The philosophy behind PaleoTS

What is PaleoTS?

PaleoTS represents a specific paleoclimate application of the autoTS, an automated system for time series analysis. autoTS is conceived around three ideas:

  • To capture expert knowledge as semantic workflow templates that represent common multi-step analysis strategies and constraints.

  • To automatically characterize datasets to extract properties that will affect the choice of analytic methods (e.g., the data has missing values) to instantiate those workflow templates.

  • To curate a catalog of primitive pre-processing and analysis functions for timeseries data that map to workflow steps and are annotated with preconditions (e.g., evenly-spaced time series is requires), performance (e.g., bias in the low-frequency domain), and other constraints that will be used to generate solutions.

Why PaleoTS?

Time series analysis can be useful to (1) identify periodicities, which may be associated with known phenomena; (2) investigate the temporal continuum to understand how energy within the Earth system is redistributes across various timescales;(3) assign time to the long geologic record of past climate varaibility; (4) filter to highlight specific features in climate datasets; (5) detect regime shift; (6) identify coherent spatiotemporal variability betweenn multiple independent series; (6) identify correlation between climate variables.

Although many signal processing methodologies relevant to time series analysis are widely available in popular packages and libraries in Matlab, R, and Python, there are important aspects that should be taken into consideration as are often unique to the dataset(s) of interest:

  • Identifying methods and set parameters that are appropriate for a given dataset. For instance, most paleoclimate studies rely on datasets that are often unevenly-spaced in time. An analyst is then left with too choices: use a method appropriate for such datasets (e.g., the Lomb-Scargle Fourier Transform and the Weighted Wavelet Z-Transform) or regrid the data to use a more traditional method (such as the multi-taper method). Both approaches have tradeoffs that should be caefully evaluated for each problem.

  • Preparing data for analysis. In addition to the regridding problem mentioned above, time series are often pre-processed before analysis, including standardization and detrending. Although detrending allows highlighting high-frequency periodicities that may be of interest to the researcher and to remove spurious changes, the removal of a long-term trend can mask important, deterministic signals that may provide important clues about the behavior of the climate system.

  • Specifying the null hypothesis. To evaluate the significance of spectral peaks in a climate time series, a researcher needs to generate a null hypothesis.

Consequently, time series analysis is often considered more of an art than a science, and a researcher may want to generate all possible solutions for their dataset to evaluate the robustness of their conclusions. This would be a duanting tasks if performed manually.
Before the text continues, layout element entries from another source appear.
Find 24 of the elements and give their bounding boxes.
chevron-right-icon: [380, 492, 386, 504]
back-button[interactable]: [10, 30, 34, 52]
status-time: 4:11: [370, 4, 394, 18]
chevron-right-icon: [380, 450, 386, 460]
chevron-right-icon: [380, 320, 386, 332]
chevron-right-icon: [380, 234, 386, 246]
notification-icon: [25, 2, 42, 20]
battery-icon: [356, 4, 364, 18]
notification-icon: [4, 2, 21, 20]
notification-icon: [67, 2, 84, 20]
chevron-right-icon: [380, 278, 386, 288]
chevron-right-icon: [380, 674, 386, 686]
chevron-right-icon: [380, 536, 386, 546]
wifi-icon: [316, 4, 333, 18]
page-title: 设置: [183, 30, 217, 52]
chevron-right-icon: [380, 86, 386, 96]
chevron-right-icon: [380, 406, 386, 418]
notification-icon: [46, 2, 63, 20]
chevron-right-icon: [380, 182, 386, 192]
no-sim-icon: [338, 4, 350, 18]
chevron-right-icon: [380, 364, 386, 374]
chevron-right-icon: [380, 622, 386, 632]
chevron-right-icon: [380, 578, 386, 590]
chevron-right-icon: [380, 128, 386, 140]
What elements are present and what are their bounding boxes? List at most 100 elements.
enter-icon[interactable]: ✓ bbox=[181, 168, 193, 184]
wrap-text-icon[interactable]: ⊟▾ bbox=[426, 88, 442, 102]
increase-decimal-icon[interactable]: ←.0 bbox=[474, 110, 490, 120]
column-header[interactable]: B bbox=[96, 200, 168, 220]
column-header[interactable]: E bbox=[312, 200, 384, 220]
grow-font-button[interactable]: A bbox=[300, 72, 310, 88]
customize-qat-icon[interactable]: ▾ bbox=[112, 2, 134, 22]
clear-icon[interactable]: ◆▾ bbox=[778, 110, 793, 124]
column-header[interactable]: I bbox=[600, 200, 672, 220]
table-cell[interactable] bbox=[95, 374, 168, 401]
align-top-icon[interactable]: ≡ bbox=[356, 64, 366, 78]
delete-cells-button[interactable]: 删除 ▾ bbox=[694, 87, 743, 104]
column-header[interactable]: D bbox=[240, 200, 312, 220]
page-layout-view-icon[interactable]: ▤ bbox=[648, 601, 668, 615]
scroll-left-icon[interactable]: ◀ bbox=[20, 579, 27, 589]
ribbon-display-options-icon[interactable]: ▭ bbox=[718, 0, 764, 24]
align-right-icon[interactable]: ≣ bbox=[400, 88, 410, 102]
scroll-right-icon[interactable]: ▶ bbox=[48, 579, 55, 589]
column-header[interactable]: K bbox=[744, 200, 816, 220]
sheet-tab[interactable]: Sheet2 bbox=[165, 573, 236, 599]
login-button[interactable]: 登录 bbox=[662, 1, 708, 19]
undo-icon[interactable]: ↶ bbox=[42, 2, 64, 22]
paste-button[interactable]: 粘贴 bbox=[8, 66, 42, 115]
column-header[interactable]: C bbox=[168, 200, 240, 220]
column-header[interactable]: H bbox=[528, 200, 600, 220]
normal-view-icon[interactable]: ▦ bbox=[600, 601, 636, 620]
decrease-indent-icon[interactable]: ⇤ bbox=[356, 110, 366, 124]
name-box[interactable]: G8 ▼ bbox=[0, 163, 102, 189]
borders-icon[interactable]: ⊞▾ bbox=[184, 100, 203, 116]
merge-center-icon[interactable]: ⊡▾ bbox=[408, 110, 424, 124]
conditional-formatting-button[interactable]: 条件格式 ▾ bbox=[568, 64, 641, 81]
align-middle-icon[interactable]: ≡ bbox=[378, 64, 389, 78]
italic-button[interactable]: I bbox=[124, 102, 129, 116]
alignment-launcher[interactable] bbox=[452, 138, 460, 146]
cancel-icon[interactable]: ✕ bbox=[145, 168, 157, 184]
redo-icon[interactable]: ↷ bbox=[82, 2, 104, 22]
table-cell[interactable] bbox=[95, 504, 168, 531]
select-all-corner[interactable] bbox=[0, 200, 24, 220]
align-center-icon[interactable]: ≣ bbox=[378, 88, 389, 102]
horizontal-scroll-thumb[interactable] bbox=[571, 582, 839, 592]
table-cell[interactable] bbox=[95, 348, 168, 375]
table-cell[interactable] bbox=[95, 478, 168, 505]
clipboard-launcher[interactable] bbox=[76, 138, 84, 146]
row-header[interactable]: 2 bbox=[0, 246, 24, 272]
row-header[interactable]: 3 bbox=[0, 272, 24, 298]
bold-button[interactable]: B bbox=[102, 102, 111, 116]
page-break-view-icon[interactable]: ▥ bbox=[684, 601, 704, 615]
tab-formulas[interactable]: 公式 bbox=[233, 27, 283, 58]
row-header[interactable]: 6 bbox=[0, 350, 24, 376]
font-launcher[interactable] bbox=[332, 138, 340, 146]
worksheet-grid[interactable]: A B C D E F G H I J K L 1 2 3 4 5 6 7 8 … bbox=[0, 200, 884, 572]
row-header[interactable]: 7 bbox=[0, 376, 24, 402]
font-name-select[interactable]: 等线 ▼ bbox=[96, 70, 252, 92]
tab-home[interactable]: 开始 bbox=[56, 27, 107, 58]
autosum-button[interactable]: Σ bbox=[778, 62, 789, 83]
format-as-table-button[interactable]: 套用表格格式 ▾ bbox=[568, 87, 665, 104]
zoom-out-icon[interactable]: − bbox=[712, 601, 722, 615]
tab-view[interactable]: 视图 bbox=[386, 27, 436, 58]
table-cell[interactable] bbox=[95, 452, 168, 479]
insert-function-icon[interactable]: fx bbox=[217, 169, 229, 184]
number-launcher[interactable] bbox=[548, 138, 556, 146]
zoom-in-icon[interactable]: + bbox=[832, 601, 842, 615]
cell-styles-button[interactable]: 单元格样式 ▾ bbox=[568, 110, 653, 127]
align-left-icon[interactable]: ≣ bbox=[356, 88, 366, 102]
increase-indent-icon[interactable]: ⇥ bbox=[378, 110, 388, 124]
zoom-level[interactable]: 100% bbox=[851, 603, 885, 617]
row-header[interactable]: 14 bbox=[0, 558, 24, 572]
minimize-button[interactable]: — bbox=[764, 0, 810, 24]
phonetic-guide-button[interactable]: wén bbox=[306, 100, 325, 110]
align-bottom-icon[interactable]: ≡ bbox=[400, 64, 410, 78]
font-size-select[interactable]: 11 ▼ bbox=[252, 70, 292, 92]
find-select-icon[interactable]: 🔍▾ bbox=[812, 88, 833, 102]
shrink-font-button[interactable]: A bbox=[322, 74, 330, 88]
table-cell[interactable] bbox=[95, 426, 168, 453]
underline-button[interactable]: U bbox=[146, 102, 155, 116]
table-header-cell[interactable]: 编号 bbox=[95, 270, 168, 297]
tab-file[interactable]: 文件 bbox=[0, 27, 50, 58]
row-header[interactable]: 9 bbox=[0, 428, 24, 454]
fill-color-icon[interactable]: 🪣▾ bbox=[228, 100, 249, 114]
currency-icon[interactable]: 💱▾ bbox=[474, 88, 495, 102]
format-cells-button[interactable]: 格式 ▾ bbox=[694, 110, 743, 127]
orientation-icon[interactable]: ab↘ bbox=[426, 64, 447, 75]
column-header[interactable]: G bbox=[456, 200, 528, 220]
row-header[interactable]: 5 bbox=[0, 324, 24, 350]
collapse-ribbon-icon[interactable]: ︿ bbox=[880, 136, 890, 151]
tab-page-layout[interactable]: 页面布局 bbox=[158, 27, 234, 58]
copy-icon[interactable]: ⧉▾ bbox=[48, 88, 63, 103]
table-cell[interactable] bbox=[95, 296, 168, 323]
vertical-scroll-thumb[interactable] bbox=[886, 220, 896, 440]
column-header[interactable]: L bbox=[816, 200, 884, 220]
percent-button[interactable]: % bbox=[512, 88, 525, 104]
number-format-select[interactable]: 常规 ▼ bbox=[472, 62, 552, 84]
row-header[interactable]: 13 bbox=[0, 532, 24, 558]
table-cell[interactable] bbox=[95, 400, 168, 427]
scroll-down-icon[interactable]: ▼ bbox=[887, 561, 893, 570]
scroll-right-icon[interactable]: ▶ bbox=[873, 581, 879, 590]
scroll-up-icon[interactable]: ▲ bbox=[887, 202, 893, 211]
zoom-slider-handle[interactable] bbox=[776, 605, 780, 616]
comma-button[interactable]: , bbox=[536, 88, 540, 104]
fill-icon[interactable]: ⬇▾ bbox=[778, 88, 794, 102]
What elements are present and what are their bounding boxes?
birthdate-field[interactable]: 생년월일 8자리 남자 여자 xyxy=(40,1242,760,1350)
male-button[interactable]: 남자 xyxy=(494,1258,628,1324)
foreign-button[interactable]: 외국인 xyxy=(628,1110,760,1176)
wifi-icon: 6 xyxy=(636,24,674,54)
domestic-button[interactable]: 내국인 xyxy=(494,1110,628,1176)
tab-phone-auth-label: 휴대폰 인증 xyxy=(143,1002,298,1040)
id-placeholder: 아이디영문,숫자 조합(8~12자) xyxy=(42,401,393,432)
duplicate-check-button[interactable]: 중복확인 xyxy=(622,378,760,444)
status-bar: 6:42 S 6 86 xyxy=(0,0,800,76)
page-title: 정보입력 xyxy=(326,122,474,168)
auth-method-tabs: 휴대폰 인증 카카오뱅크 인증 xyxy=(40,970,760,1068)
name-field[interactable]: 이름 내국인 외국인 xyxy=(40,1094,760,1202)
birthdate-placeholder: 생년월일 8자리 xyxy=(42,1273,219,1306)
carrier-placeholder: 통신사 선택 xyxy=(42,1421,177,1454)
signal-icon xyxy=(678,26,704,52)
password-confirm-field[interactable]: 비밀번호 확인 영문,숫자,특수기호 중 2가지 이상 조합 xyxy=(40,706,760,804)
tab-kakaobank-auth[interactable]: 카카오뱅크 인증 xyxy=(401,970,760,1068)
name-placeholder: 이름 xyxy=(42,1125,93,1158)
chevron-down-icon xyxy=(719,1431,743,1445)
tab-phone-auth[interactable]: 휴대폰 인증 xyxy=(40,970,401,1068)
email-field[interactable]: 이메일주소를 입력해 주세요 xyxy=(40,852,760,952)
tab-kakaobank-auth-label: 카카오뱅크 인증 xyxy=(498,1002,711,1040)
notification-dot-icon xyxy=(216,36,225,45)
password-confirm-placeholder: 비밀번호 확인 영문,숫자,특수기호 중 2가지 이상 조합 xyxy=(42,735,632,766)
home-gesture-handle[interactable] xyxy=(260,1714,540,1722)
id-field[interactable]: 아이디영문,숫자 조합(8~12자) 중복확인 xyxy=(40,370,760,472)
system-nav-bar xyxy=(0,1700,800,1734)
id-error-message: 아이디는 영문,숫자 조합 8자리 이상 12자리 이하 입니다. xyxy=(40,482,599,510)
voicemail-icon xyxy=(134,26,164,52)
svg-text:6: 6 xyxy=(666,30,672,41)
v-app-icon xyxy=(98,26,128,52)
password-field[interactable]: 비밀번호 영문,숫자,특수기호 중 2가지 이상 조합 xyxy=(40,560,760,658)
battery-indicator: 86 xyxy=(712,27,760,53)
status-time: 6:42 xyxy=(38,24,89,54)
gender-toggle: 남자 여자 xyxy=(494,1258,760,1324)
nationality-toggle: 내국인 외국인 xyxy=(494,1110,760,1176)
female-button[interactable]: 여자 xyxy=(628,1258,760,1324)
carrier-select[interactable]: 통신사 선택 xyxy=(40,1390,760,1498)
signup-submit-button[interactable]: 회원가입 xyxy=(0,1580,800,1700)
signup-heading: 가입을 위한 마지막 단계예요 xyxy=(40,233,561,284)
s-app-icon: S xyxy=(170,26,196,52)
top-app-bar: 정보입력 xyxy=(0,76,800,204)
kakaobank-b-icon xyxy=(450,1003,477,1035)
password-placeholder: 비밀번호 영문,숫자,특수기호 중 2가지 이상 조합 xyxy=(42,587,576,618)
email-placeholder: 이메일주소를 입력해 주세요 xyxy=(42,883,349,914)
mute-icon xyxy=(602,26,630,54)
PaleoTS aims to help with this process by generating strategies for analysis and executing all possible solutions based on this strategy.

How does it work?

The technical details are described in the following section but for now, think about how you would describe performing a statistical analysis at a high-level. Let’s use the example of spectral analysis. Essentially, it consists of pre-processing steps such as standardization, detrending and regridding, the analysis step (transformation from the time to the frequency domain), and assessment of significance. The strategy described here can be encasulated in an abstract template as shown in the figure below.

_images/PaleoTSv1.png

This template can then be filled with various methods. For instance, detrending can be accomplished through linear detrending or a Savitzy-Golay filter and spectral analysis can be performed through a variety of methods. The model catalog keeps track of the methof and their associated requirements in the form of rules. For instance, MTM requires evenly-spaced data and linear detrending is only appopriate if the trend is linear. Each method has an implementation. As of September 2022, PaleoTs only uses methods available through the Pyleoclim software package, which was developed in parallel. Please note that Pyleoclim is not necessary for PaleoTS and methods from other packages can be used as long as they meet specific criteria which are detailed in Working with PaleoTS: a Tutorial.

In order for the rules to apply a data profiler allows to ‘sense’ the data. As of September 2022, we have two main sensors:

  • Whether the data is evenly-spaced (see this Pyleoclim method)

  • Whether the data contains a trend using the Mann-Kendall test from this package. We use the Hamed and Rao modified version of this test to address serial autocorrelation issues. If a trend is detected, a series of polynomials is then fitted to the data to determine whether the trend is linear. The determination is made by calculating the RMSE for each fit and identifiying the elbow for “best fit”. The method and its performance is described in a series of Jupyter Notebooks.

Based on the information about the method and the data, PaleoTS then chooses appropriate methods and steps for the data. For instance, if the data is evenly-spaced or the method doesn’t require evenly-spaced data (e.g., Lomb-Scargle), then PaleoTS will skip the regridding step. Similarly, if the profiler detects a nonlinear trend, the linear detrending method will not be applied.

Technical details

PaleoTS is built on the WINGS workflow system, which has been extended to include data profiler. WINGS is a semantic workflow system that assists scientists with the design of computational experiments. A unique feature of WINGS is that its workflow representations incorporate semantic constraints about datasets and workflow components, and are used to create and validate workflows and to generate metadata for new data products. Information about WINGS can be found here.